A two-hour discussion followed, which Hossbach only recorded cursorily in his transcript. The military leaders expressed concerns. They had nothing against an Anschluss of Austria and an annexation of Czechoslovakia. In typical Wilhelmine fashion, they saw German hegemony in Central Europe as a worthwhile goal, even if they did not share Hitler’s racist belief in the need for “living space.” But they worried that Hitler’s impatience would spark new European hostilities and inevitably lead to a second world war. Fritsch and Blomberg were of one mind that “England and France must not emerge as our enemies.” Even in the event of a Franco-Italian war, Fritsch pointed out, France would still be capable of concentrating large numbers of forces on Germany’s western front.
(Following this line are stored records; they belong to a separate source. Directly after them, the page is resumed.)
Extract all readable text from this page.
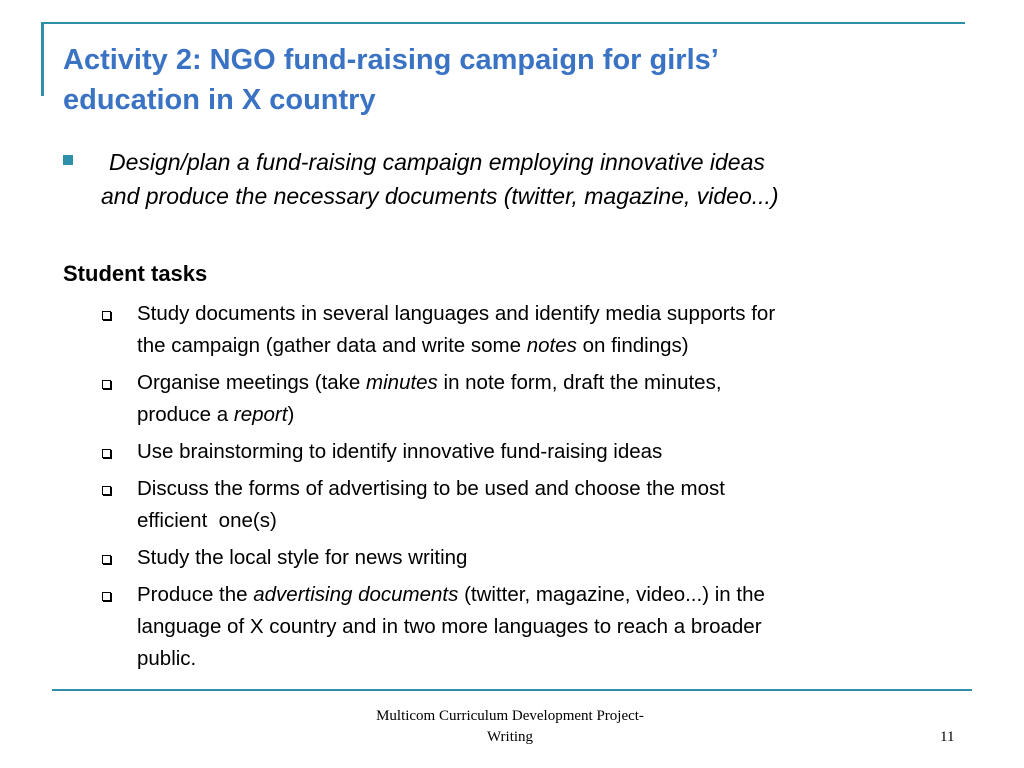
Activity 2: NGO fund-raising campaign for girls’
education in X country
Design/plan a fund-raising campaign employing innovative ideas
and produce the necessary documents (twitter, magazine, video...)
Student tasks
Study documents in several languages and identify media supports for
the campaign (gather data and write some notes on findings)
Organise meetings (take minutes in note form, draft the minutes,
produce a report)
Use brainstorming to identify innovative fund-raising ideas
Discuss the forms of advertising to be used and choose the most
efficient  one(s)
Study the local style for news writing
Produce the advertising documents (twitter, magazine, video...) in the
language of X country and in two more languages to reach a broader
public.
Multicom Curriculum Development Project-
Writing	11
Blomberg drew attention to the fact that the West Wall, Germany’s series of western fortifications, was far from complete and that Czech fortifications would hinder German advances “in the extreme.” Neurath objected that “a Franco-Italian conflict was by no means as imminent as the Führer seemed to assume.”


Hossbach’s report does not say how Hitler reacted to these objections, but apparently he merely reassured his audience “that he was convinced England would not take part in any war and did not believe that France would commence hostilities.” It was exactly this optimistic prognosis that led to the criticism of the military leaders. Yet despite his scepticism, Blomberg was in no way prepared to oppose Hitler’s wishes. On the contrary, in early December he issued the “First Supplement to the Order on Unified Preparation for War of the Wehrmacht of 24 June 1937,” which reflected the ideas Hitler had put forward the previous month. It read: “If Germany has attained full military readiness in all areas, the military preconditions will have been laid to wage an offensive war against Czechoslovakia and to bring the solution of the German space problem to a successful conclusion, even if one or another of the major powers attacks us.” Blomberg was, of course, mistaken if he truly believed that the annexation of Czechoslovakia would resolve “Germany’s space problem” as Hitler saw it. For Hitler, such an annexation was only the first stage in a war for living space encompassing all of eastern Europe.


Despite Blomberg’s compliance, Hitler must have sensed that parts of the Wehrmacht leadership still had serious reservations about his risky strategy. Fritsch’s first reaction to Hitler’s revelation was to cancel a multi-week holiday in Egypt that he had planned for some time, but Hitler succeeded in reassuring him “that the chance of conflict cannot be regarded as that imminent.” The relationship between the Führer and the commander of the army had by no means been irreparably ruptured, as some historians have contended, but it had noticeably cooled. Moreover, Hitler seems to have been particularly disappointed by Neurath’s attitude, which reminded him of the reservations German diplomats had expressed ahead of the remilitarisation of the Rhineland in March 1936. Neurath would testify before the Nuremberg War Crimes Tribunal that in mid-January 1938 he had warned Hitler that “his policies would necessarily lead to a world war” and “that many of his plans could be realised, albeit more slowly, through peaceful means.” But the dictator, Neurath testified, had simply replied that he was “running out of time.” Whatever the truth may have been, Hitler must have known that his plans would not attract the sort of unconditional support from military leaders and top diplomats to which he believed himself entitled. What could be more logical, especially after he had got rid of Hjalmar Schacht, than to grind down the last remaining pillars of his conservative coalition partners? And chance now gave Hitler the opportunity for a major clear-out among the upper echelons of both the military and the Foreign Ministry.